= Subaru Industrial EX engine =

The EX engine series from Subaru Industrial Power Products includes nine models total, with power ranges from 4.5 to 14 horsepower. All engines in this line are four-cycle, single-cylinder, air-cooled engines.

==Technology==
This line is Subaru's first to utilize chain-driven overhead cam (OHC) technology, and the first to utilize OHC technology in the industrial air-cooled small engine market. The significance of Overhead Cam technology is that it has been proven to enhance engine performance. The technology allows the intake and exhaust valves being positioned for optimum engine performance, which offers lower resistance for the air/fuel mixture flow. Overhead Cam engines also have fewer moving parts and produce less mechanical noise than competitive technologies. They also offer better cooling performance to combat overheating.

==Models==
With one exception, all engines in the EX line are carbureted.

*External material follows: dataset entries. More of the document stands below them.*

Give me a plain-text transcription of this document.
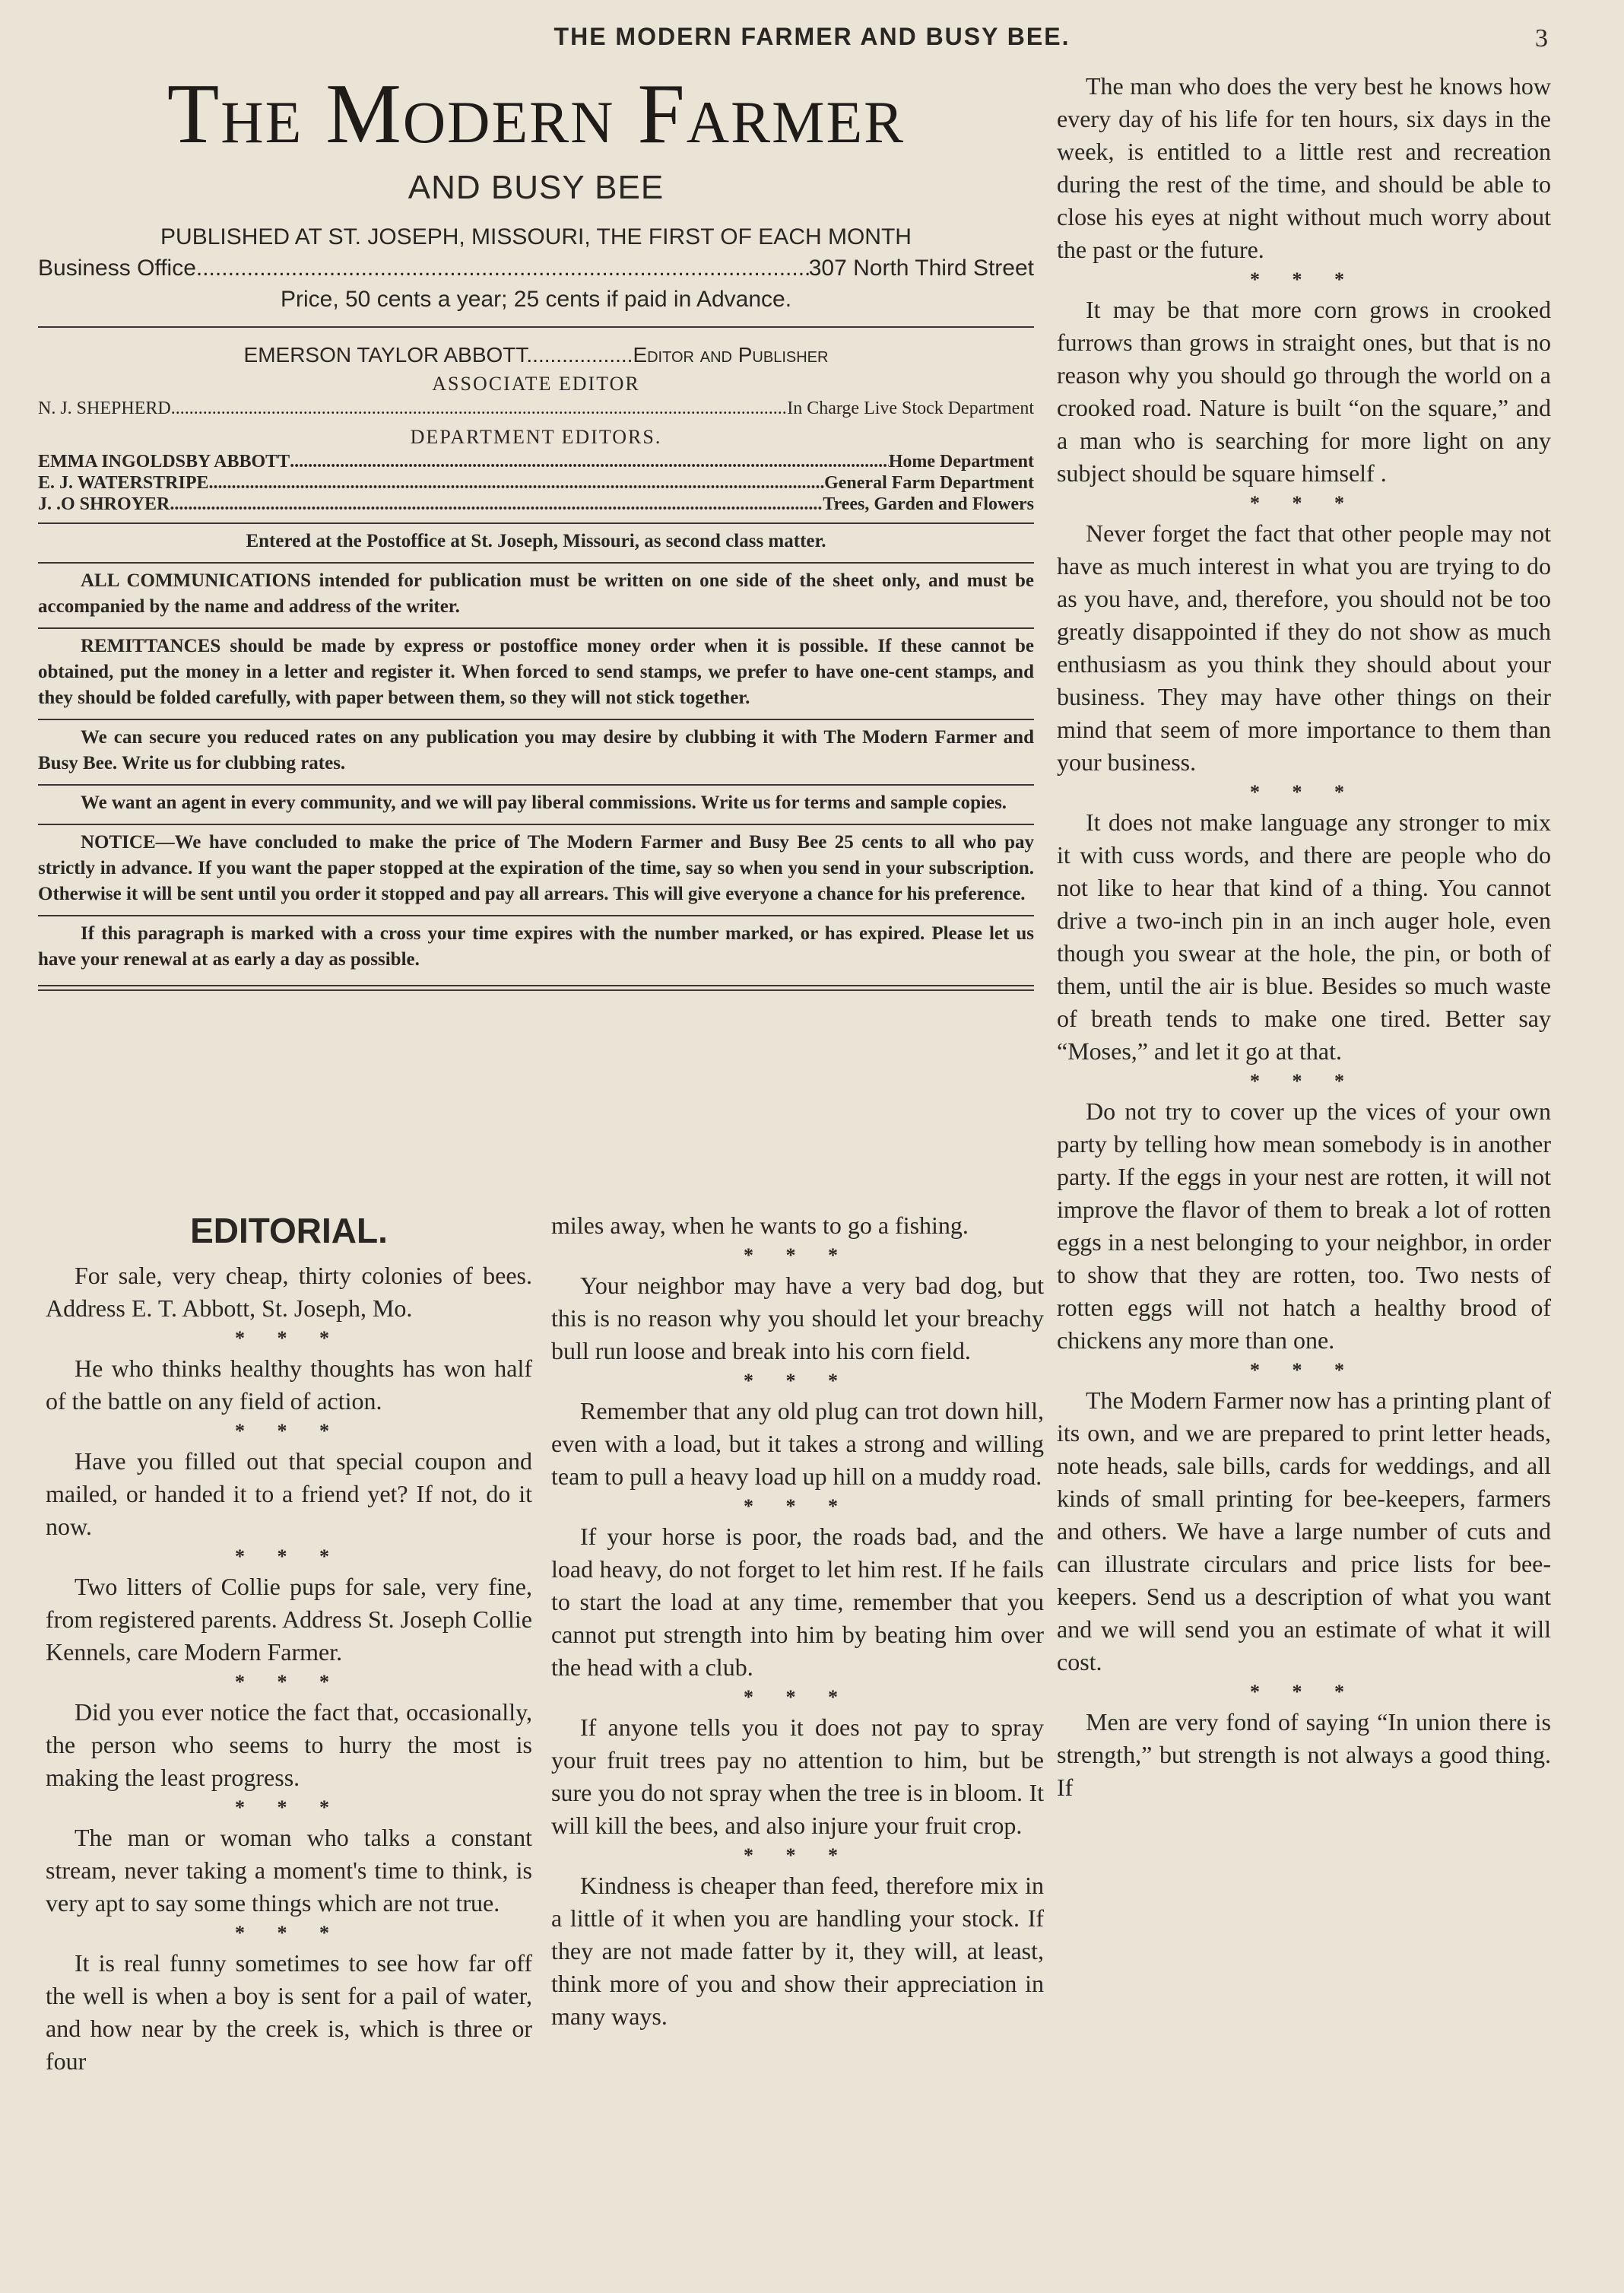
THE MODERN FARMER AND BUSY BEE.	3
The Modern Farmer
AND BUSY BEE
PUBLISHED AT ST. JOSEPH, MISSOURI, THE FIRST OF EACH MONTH
Business Office .....	307 North Third Street
Price, 50 cents a year; 25 cents if paid in Advance.
EMERSON TAYLOR ABBOTT..................Editor and Publisher
ASSOCIATE EDITOR
N. J. SHEPHERD .....	In Charge Live Stock Department
DEPARTMENT EDITORS.
EMMA INGOLDSBY ABBOTT .....	Home Department
E. J. WATERSTRIPE .....	General Farm Department
J. .O SHROYER .....	Trees, Garden and Flowers
Entered at the Postoffice at St. Joseph, Missouri, as second class matter.

ALL COMMUNICATIONS intended for publication must be written on one side of the sheet only, and must be accompanied by the name and address of the writer.

REMITTANCES should be made by express or postoffice money order when it is possible. If these cannot be obtained, put the money in a letter and register it. When forced to send stamps, we prefer to have one-cent stamps, and they should be folded carefully, with paper between them, so they will not stick together.

We can secure you reduced rates on any publication you may desire by clubbing it with The Modern Farmer and Busy Bee. Write us for clubbing rates.

We want an agent in every community, and we will pay liberal commissions. Write us for terms and sample copies.

NOTICE—We have concluded to make the price of The Modern Farmer and Busy Bee 25 cents to all who pay strictly in advance. If you want the paper stopped at the expiration of the time, say so when you send in your subscription. Otherwise it will be sent until you order it stopped and pay all arrears. This will give everyone a chance for his preference.

If this paragraph is marked with a cross your time expires with the number marked, or has expired. Please let us have your renewal at as early a day as possible.

EDITORIAL.

For sale, very cheap, thirty colonies of bees. Address E. T. Abbott, St. Joseph, Mo.

* * *

He who thinks healthy thoughts has won half of the battle on any field of action.

* * *

Have you filled out that special coupon and mailed, or handed it to a friend yet? If not, do it now.

* * *

Two litters of Collie pups for sale, very fine, from registered parents. Address St. Joseph Collie Kennels, care Modern Farmer.

* * *

Did you ever notice the fact that, occasionally, the person who seems to hurry the most is making the least progress.

* * *

The man or woman who talks a constant stream, never taking a moment's time to think, is very apt to say some things which are not true.

* * *

It is real funny sometimes to see how far off the well is when a boy is sent for a pail of water, and how near by the creek is, which is three or four

miles away, when he wants to go a fishing.
* * *

Your neighbor may have a very bad dog, but this is no reason why you should let your breachy bull run loose and break into his corn field.

* * *

Remember that any old plug can trot down hill, even with a load, but it takes a strong and willing team to pull a heavy load up hill on a muddy road.

* * *

If your horse is poor, the roads bad, and the load heavy, do not forget to let him rest. If he fails to start the load at any time, remember that you cannot put strength into him by beating him over the head with a club.

* * *

If anyone tells you it does not pay to spray your fruit trees pay no attention to him, but be sure you do not spray when the tree is in bloom. It will kill the bees, and also injure your fruit crop.

* * *

Kindness is cheaper than feed, therefore mix in a little of it when you are handling your stock. If they are not made fatter by it, they will, at least, think more of you and show their appreciation in many ways.

The man who does the very best he knows how every day of his life for ten hours, six days in the week, is entitled to a little rest and recreation during the rest of the time, and should be able to close his eyes at night without much worry about the past or the future.

* * *

It may be that more corn grows in crooked furrows than grows in straight ones, but that is no reason why you should go through the world on a crooked road. Nature is built “on the square,” and a man who is searching for more light on any subject should be square himself .

* * *

Never forget the fact that other people may not have as much interest in what you are trying to do as you have, and, therefore, you should not be too greatly disappointed if they do not show as much enthusiasm as you think they should about your business. They may have other things on their mind that seem of more importance to them than your business.

* * *

It does not make language any stronger to mix it with cuss words, and there are people who do not like to hear that kind of a thing. You cannot drive a two-inch pin in an inch auger hole, even though you swear at the hole, the pin, or both of them, until the air is blue. Besides so much waste of breath tends to make one tired. Better say “Moses,” and let it go at that.

* * *

Do not try to cover up the vices of your own party by telling how mean somebody is in another party. If the eggs in your nest are rotten, it will not improve the flavor of them to break a lot of rotten eggs in a nest belonging to your neighbor, in order to show that they are rotten, too. Two nests of rotten eggs will not hatch a healthy brood of chickens any more than one.

* * *

The Modern Farmer now has a printing plant of its own, and we are prepared to print letter heads, note heads, sale bills, cards for weddings, and all kinds of small printing for bee-keepers, farmers and others. We have a large number of cuts and can illustrate circulars and price lists for bee-keepers. Send us a description of what you want and we will send you an estimate of what it will cost.

* * *

Men are very fond of saying “In union there is strength,” but strength is not always a good thing. If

The 7 horsepower EX21 EFI is an electronic fuel injection engine. The engine line was first introduced with four models in 2001, and has grown to include nine models.

===EX Engine Models===
- EX13 – 4.5 horsepower
- EX17 – 6 horsepower
- EX21 – 7 horsepower
- EX27 – 9 horsepower
- EX30 – 9.5 horsepower
- EX35 – 12 horsepower
- EX40 – 14 horsepower
- EX21 EFI – 7 horsepower
- EX27 All Season – 9 horsepower

==Applications==
The engines can be used on construction equipment such as soil compactors, pressure washers, generators, water pumps, air compressors, log splitters, lawn and turf seeders and chippers/shredders. The engines have also found to work well on go-karts.